In her evidence, Dame Judith also argued that construction professionals should ‘aspire’ to become building safety managers (BSM), because of the status of the future role and the social purpose that lies behind it.

The Bill says that a Higher Risk Residential Building’s (HRRB) accountable person – probably the client or landlord – will appoint a BSM to be responsible for the day-to-day management of fire and structural safety, and for creating a clear point of contact for residents on fire and safety-related issues.

Hackitt said: ‘What we are doing is creating new and responsible roles that people should aspire to fulfil because they have a very worthy purpose.

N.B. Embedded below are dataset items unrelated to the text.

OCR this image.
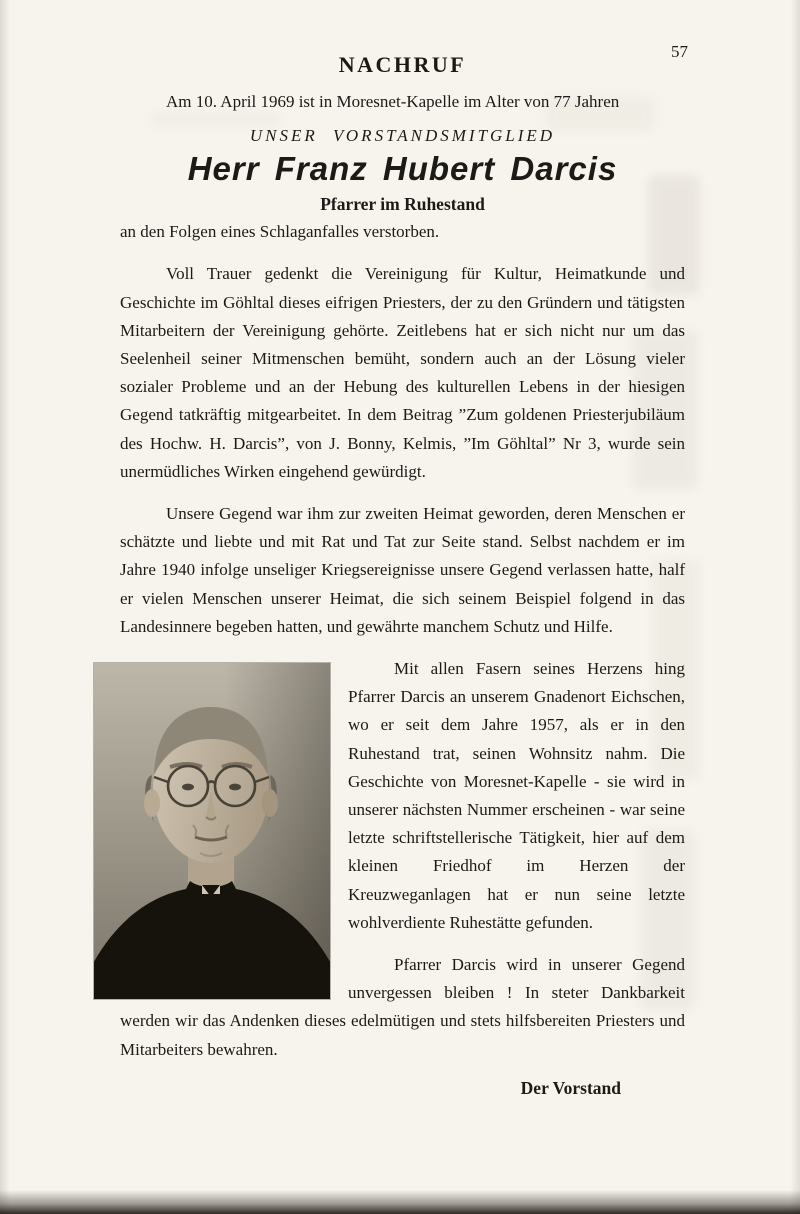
57
NACHRUF

Am 10. April 1969 ist in Moresnet-Kapelle im Alter von 77 Jahren

UNSER VORSTANDSMITGLIED
Herr Franz Hubert Darcis
Pfarrer im Ruhestand

an den Folgen eines Schlaganfalles verstorben.

Voll Trauer gedenkt die Vereinigung für Kultur, Heimatkunde und Geschichte im Göhltal dieses eifrigen Priesters, der zu den Gründern und tätigsten Mitarbeitern der Vereinigung gehörte. Zeitlebens hat er sich nicht nur um das Seelenheil seiner Mitmenschen bemüht, sondern auch an der Lösung vieler sozialer Probleme und an der Hebung des kulturellen Lebens in der hiesigen Gegend tatkräftig mitgearbeitet. In dem Beitrag ”Zum goldenen Priesterjubiläum des Hochw. H. Darcis”, von J. Bonny, Kelmis, ”Im Göhltal” Nr 3, wurde sein unermüdliches Wirken eingehend gewürdigt.

Unsere Gegend war ihm zur zweiten Heimat geworden, deren Menschen er schätzte und liebte und mit Rat und Tat zur Seite stand. Selbst nachdem er im Jahre 1940 infolge unseliger Kriegsereignisse unsere Gegend verlassen hatte, half er vielen Menschen unserer Heimat, die sich seinem Beispiel folgend in das Landesinnere begeben hatten, und gewährte manchem Schutz und Hilfe.

Mit allen Fasern seines Herzens hing Pfarrer Darcis an unserem Gnadenort Eichschen, wo er seit dem Jahre 1957, als er in den Ruhestand trat, seinen Wohnsitz nahm. Die Geschichte von Moresnet-Kapelle - sie wird in unserer nächsten Nummer erscheinen - war seine letzte schriftstellerische Tätigkeit, hier auf dem kleinen Friedhof im Herzen der Kreuzweganlagen hat er nun seine letzte wohlverdiente Ruhestätte gefunden.

Pfarrer Darcis wird in unserer Gegend unvergessen bleiben ! In steter Dankbarkeit werden wir das Andenken dieses edelmütigen und stets hilfsbereiten Priesters und Mitarbeiters bewahren.

Der Vorstand
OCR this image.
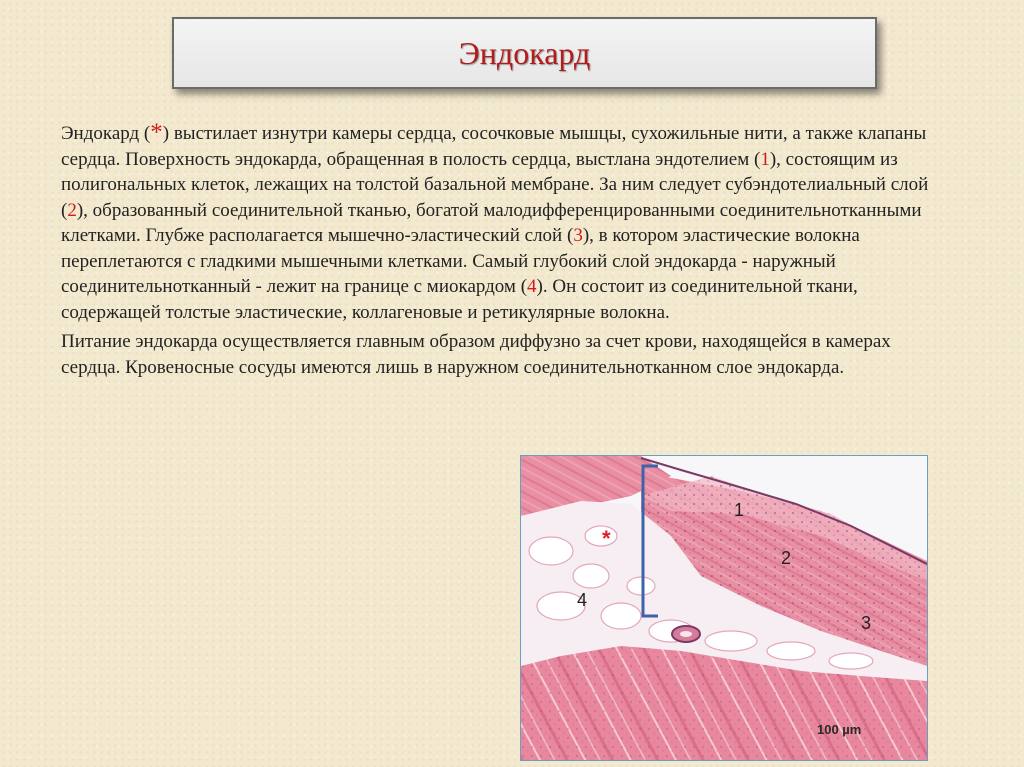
Эндокард

Эндокард (*) выстилает изнутри камеры сердца, сосочковые мышцы, сухожильные нити, а также клапаны сердца. Поверхность эндокарда, обращенная в полость сердца, выстлана эндотелием (1), состоящим из полигональных клеток, лежащих на толстой базальной мембране. За ним следует субэндотелиальный слой (2), образованный соединительной тканью, богатой малодифференцированными соединительнотканными клетками. Глубже располагается мышечно-эластический слой (3), в котором эластические волокна переплетаются с гладкими мышечными клетками. Самый глубокий слой эндокарда - наружный соединительнотканный - лежит на границе с миокардом (4). Он состоит из соединительной ткани, содержащей толстые эластические, коллагеновые и ретикулярные волокна.

Питание эндокарда осуществляется главным образом диффузно за счет крови, находящейся в камерах сердца. Кровеносные сосуды имеются лишь в наружном соединительнотканном слое эндокарда.

1
2
3
4
*
100 µm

Being a Building Safety Manager ought to be regarded as an important role to fulfil and should be rewarded accordingly.’

Last week’s evidence session coincided with the publication of Setting the Bar, the final report of the industry-led Competence Steering Group, set up as part of the Hackitt Review process.

According to the sub-report from Working Group 8, which define the role of the BSM and the skills needed to carry it out, a BSM – hired in-house or a named individual working for external consultants – should:

  • hold an appropriate professional qualification and have experience in managing building risk
  • pass an online assessment on their knowledge and understanding of the subject
  • submit a paper and a portfolio of work, to be assessed by a  professional interview; and
  • have at least three to five years of relevant experience.

The theme of culture change in construction, which – under the proposed legislation – will be asked to about report all fire safety or structural issues to the regulator.

‘In some industries a culture of self-reporting has developed successfully, and there is a strong sense of a no-blame culture if you self-report – it shows that you’re learning and helping your industry to learn,’ she said.

We need to raise competence throughout the sector, but for certain critical roles, like principal designer, principal contractor and building safety managers, yes there will be a need to be accredited independently in the role they fulfil.

We need a system, although whether that’s held by the regulator or by the professional bodies remains to be determined.